Samir Seikaly, American University of Beirut
A short lived agency, the Arab Bureau (1916–1920), was ostensibly established to co-ordinate British wartime policy in the Near East, track the regional direction of Turkish-German activity and disseminate propaganda among Indian Muslims. In fact, its activity was largely confined to intelligence and logistical work in support of the 1916 Arab Revolt.
Located in Cairo rather than London, as originally envisaged by Mark Sykes (1879–1919), the Arab Bureau became part of the city’s complex military and political network, reporting, through its director, to the British High Commissioner in Egypt and ultimately to the Foreign Office in London. Externally, therefore, it appeared as if the Arab Bureau was well-embedded in the cross-continental bureaucratic structure that ran the vast British Empire. In fact, the Arab Bureau was a maverick organization, in terms of its personnel and their mode of operation. Some of its personnel were military men recruited from sister intelligence and ancillary units, but many were civilians carrying bogus military ranks, men in academia, or recent graduates of elite British universities. Examples of members include David Hogarth (1862–1927), archaeologist, historian and museum curator, who became sub-director of the Bureau under the leadership of Brigadier-General Gilbert Clayton (1875–1929); Gertrude Bell (1868-1926), historian, archaeologist, traveler and, ultimately king-maker in Iraq; Thomas Edward Lawrence (1888–1935), junior archaeologist, map-maker and chronicler of the revolt that made him famous; and Alfred Guillaume (1888–1965), a bright Oxford graduate in Oriental studies at the cusp of an equally successful academic career.
Working out of a cramped suite in the Savoy Hotel in Cairo, this motley gathering of unusual individuals, dubbed by Lawrence the “Intrusive,” constituted a semi-autonomous think tank. Its members excavated information relating to their areas of operation, eventually limited to the Arabian Peninsula and its northern extension in Syria. Derived from a multiplicity of sources, this information was classified, analyzed and eventually re-shaped into concise secret reports (The Arab Bulletin), which were distributed among a small number of military and political departments, and meant to help guide the British war effort.
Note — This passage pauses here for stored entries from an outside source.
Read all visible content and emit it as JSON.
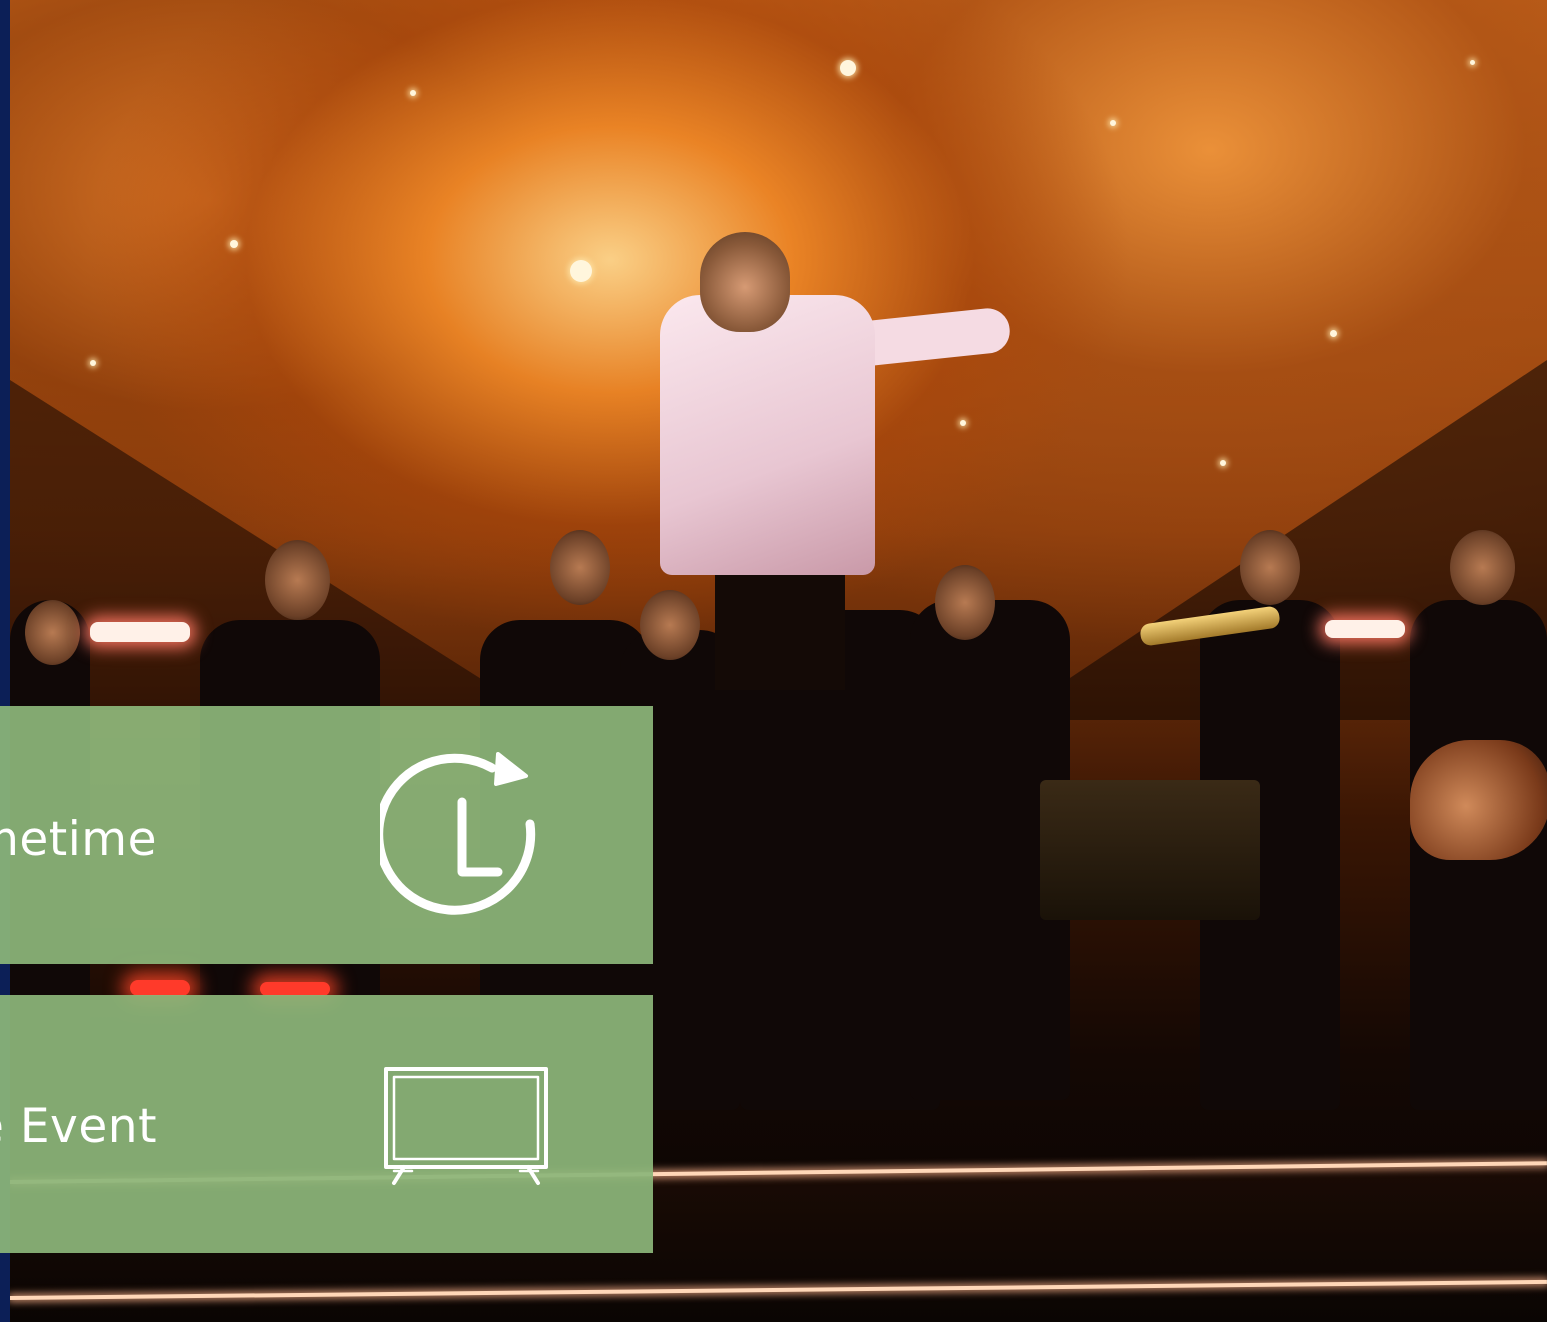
{
  "tiles": [
    {
      "label": "Primetime",
      "icon": "clock-replay-icon"
    },
    {
      "label": "Live Event",
      "icon": "tv-icon"
    }
  ],
  "colors": {
    "tile_background": "#8cb67a",
    "tile_text": "#ffffff",
    "left_edge": "#0c1f57"
  }
}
Although tasked with the duty of harmonizing British political activity in the Near East, in reality the Bureau hardly played any role in its formulation. In fact, the Husayn-McMahon correspondence ended before the Bureau’s creation, and the Bureau was involved in neither the Sykes-Picot Agreement nor the subsequent Balfour Declaration. Nevertheless, it is true that some of its leading figures, though dubious about the general run of British policies in the region, attempted to sell them to the Arabs as measures that would ultimately serve Arab interests.
Lieutenant Colonel Lawrence, David Hogarth, archaeologist, historian and museum curator, and Lieutenant Colonel Alan Dawnay, liaison with Emir Feisal's forces, discussing Bureau matters in Cairo. |
Arab Revolt
More decisive, of course, was the Bureau’s active involvement in providing the logistical support, in terms of expert personnel, military hardware and financial assistance, which underpinned the Arab revolt and contributed to its victorious outcome. In this saga, T.E. Lawrence looms large. Recent scholarship, however, maintains that the Bureau’s role in the Arab revolt was not predicated upon the exercise of individual genius but was the product of a collective endeavor.
Taking into consideration the desert nature of Arabia and its forbidding terrain, and maximizing the use of human intelligence (humint), signal intelligence (sigint) and image intelligence (imint), a handful of local Bureau operatives working on the ground were eventually able to evolve a type of unconventional warfare. This entailed using small mobile fighting units, hit and run tactics, and the harassment of enemy troops rather than directly confronting them. It became known as guerilla warfare, but for the tribes of the Arabian Peninsula, this was the only form of war they practiced. Given this fact, the tribal Arab contribution in confining the superior Ottoman forces to Medina for the duration of the war and in assisting Edmund Allenby’s (1861–1936) thrust into Palestine and beyond should be given its due.
Propaganda
Part of the mandate of the Arab Bureau was to generate propaganda in favor of Great Britain among non-Indian Muslims. It did so through newspapers, now hard to obtain, emanating from Cairo or published in the Hejaz. In the latter town, al-Qibla began to appear following the outbreak of the Arab Revolt. Mostly edited by Syrian émigrés living in Egypt, it supported the uprising in the Hejaz, but chose to present it as a struggle for the attainment of general Arab national goals. In Cairo two papers, al-Kawkab and Jaridat Filastine, appeared. Both tried to make their Arab readers in Palestine and the remainder of Syria believe that Britain and its allies were fighting the war to defend Islam and its adherents, and to further Arab interests and achieve their freedom. Bureau propaganda directed at Arab audiences was as duplicitous as the policies envisaged for the area by the British.